Ms. Rehl raised other questions: Can either of them run the motel alone? What is their exit strategy? The Langerfelds said the current owners ran the motel five months a year.

“Jumping into the motel business would be challenging,” Ms. Rehl said. Ideally, she would want Mr. Langerfeld to wait until full retirement age to collect Social Security, which would yield a bigger check, for him and for his wife, should she live longer.

Ms. Rehl suggested selling the Tampa house first, then renting for two years while they still worked. Mrs. Langerfeld did not dismiss that idea. Still, she expressed a sense of urgency if they were going to proceed with the motel. They said they were more likely to gain permanent residence status in Canada sooner than later. “We’re lucky to have the years that we have, after all the health scares,” she added. “I want to do something else.”

Here is what their income picture would look like: if they clear at least $400,000 from their Tampa home — it is worth $502,000, according to Zillow, the real estate Web site — and use the proceeds to buy the motel and their friends’ share of the home, their $720,000 would remain intact.
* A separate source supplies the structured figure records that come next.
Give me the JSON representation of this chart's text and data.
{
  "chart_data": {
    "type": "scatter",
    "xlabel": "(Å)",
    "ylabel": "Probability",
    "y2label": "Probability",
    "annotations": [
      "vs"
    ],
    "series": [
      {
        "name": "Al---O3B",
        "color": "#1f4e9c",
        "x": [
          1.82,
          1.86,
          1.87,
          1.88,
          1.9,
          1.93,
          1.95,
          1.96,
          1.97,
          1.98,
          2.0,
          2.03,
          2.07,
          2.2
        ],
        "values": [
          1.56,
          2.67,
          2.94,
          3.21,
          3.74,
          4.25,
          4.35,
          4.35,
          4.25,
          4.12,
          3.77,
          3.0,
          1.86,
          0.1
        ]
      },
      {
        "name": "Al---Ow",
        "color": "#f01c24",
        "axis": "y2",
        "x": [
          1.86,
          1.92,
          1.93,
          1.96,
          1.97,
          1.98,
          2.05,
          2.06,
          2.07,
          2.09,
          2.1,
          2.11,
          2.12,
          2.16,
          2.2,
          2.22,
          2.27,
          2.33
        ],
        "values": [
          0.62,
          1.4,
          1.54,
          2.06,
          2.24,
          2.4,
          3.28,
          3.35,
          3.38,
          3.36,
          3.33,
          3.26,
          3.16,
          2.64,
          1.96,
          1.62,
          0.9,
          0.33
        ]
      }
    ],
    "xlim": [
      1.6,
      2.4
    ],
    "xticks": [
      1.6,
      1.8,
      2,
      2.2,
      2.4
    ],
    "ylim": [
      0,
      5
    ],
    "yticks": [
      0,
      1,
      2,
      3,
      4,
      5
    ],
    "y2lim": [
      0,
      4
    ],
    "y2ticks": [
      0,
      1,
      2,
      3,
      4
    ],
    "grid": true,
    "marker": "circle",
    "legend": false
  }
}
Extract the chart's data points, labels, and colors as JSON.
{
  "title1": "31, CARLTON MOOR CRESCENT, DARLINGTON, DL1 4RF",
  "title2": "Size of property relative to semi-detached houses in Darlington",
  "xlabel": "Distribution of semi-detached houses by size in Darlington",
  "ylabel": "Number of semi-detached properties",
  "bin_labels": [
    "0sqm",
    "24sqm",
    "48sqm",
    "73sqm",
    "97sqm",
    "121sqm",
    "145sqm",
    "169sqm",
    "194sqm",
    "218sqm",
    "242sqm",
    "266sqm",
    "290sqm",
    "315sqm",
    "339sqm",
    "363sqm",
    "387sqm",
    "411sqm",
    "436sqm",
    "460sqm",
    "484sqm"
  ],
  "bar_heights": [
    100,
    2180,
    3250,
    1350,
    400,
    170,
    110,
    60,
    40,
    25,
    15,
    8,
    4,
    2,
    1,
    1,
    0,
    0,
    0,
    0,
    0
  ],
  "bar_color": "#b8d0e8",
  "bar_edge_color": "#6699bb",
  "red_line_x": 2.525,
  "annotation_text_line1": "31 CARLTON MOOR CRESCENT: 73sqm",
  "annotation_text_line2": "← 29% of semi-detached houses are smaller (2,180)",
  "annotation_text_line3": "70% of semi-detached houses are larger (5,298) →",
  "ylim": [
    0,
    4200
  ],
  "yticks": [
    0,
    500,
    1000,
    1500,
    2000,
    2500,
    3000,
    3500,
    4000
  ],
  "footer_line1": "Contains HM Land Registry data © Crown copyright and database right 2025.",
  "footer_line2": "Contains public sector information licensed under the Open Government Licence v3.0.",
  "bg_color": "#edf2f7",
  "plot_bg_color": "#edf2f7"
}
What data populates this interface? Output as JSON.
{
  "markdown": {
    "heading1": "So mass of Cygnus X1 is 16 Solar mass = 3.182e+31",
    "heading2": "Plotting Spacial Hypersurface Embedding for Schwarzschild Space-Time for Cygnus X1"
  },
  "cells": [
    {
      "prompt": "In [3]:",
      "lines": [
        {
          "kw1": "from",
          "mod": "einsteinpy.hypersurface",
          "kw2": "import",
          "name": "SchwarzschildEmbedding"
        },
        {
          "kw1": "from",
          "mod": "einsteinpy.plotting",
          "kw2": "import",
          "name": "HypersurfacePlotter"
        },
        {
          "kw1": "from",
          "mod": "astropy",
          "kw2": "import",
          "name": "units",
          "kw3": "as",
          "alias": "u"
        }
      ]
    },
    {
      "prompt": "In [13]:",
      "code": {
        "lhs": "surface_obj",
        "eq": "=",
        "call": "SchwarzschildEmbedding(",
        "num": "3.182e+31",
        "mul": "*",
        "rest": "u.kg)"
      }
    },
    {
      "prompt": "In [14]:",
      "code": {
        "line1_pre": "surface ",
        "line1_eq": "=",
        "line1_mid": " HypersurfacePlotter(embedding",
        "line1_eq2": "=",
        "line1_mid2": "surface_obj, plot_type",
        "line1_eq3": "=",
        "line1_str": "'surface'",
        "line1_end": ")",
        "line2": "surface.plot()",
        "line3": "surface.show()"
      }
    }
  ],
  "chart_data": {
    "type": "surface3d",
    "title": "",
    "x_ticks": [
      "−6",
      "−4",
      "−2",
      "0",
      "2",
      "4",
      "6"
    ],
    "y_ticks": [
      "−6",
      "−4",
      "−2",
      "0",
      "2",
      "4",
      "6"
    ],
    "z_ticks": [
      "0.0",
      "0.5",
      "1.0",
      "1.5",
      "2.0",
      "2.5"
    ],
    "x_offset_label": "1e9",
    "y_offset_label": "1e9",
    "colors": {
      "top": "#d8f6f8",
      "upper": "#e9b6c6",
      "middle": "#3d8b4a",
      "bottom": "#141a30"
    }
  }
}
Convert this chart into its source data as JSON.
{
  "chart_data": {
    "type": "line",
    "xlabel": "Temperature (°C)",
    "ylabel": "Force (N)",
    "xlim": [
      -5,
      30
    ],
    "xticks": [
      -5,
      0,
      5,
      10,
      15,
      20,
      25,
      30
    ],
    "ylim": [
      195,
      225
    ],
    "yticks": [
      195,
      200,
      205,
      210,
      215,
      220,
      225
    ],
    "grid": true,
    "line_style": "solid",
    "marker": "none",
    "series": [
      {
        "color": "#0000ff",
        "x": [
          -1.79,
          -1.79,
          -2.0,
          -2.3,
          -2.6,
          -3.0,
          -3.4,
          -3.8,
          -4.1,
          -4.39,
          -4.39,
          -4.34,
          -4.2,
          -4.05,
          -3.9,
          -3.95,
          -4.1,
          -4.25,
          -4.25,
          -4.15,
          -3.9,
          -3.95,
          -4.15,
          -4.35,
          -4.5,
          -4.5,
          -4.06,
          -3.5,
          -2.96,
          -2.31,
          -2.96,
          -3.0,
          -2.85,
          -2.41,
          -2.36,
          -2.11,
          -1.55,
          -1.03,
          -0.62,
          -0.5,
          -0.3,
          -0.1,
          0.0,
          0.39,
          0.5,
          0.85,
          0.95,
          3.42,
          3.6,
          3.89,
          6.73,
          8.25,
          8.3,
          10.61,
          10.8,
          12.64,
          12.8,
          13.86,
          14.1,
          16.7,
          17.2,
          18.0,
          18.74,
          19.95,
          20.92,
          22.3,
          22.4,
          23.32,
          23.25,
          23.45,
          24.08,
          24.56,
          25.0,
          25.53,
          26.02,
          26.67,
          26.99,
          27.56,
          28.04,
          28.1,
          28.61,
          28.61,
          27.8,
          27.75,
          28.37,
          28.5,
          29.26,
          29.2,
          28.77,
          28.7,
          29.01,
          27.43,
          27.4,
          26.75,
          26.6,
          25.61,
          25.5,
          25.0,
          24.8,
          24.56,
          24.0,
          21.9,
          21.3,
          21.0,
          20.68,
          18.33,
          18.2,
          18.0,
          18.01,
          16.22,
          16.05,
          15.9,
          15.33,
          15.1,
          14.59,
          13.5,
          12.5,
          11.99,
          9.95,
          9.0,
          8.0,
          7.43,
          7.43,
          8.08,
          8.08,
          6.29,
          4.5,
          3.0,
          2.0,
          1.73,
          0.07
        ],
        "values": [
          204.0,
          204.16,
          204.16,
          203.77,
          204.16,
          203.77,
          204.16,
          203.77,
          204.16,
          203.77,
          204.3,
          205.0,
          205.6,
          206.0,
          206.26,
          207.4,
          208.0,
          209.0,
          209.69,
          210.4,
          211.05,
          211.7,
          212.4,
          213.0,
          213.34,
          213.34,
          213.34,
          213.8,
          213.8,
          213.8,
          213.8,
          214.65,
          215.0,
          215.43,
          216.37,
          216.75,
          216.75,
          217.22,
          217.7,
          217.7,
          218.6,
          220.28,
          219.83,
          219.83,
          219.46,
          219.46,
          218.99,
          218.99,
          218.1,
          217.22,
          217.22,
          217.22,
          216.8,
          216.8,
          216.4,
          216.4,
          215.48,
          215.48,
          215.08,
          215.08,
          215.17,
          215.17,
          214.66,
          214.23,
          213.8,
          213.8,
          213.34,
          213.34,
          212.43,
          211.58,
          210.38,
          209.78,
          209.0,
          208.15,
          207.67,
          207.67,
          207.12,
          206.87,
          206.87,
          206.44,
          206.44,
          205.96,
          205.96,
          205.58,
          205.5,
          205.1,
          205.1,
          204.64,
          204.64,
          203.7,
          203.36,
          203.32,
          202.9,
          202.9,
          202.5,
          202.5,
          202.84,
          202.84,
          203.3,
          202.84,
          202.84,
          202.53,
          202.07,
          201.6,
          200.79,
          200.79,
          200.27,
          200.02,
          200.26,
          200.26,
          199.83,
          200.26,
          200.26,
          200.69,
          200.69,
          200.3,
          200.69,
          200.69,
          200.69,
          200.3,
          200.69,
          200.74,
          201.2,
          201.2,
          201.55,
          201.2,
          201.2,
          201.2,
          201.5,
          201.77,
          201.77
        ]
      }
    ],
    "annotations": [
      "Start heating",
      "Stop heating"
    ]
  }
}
So Ms. Rehl estimated the Langerfelds would have $67,000 in income — $38,000 from Social Security and nearly $29,000 from savings, assuming a 4 percent withdrawal rate. Since the bulk of their retirement money is in traditional Individual Retirement Accounts and 401(k)s, she said they would owe about $2,000 in federal taxes on that income. But she suggested they speak with an expert in cross-border tax issues.

The motel income would be extra, and the Langerfelds said their cost of living in Canada would be much lower. Ms. Rehl said they spent $100,000 in 2009, excluding their savings, but the Langerfelds said it was an unusually expensive year because of their two sons’ weddings and Mrs. Langerfeld’s mother’s funeral. Ms. Rehl said if they downsized in Florida, they would have more money from which to draw. But the Langerfelds said their cost of living would be higher.

Then there is their portfolio, where stocks, precious metals and mining investments account for 72 percent of their money — far too risky for their age. “I had to take the risk because we didn’t have enough money to retire,” said Mrs. Langerfeld, who handles the investments. “It has been a successful ploy.”

But she knows her luck could turn quickly, and is ready to shift into something safer. In fact, she was not certain she wanted to put as much as 40 percent into stock index funds, which Ms. Rehl had suggested, since she predicts the market is headed for a fall.

For now, the Langerfelds are honest about the myriad risks of the motel and continue to do research. Mr. Langerfeld said it would ultimately be an emotional decision. “There are so many factors beyond our control,” he said, “that there is really no way to make a logical decision.”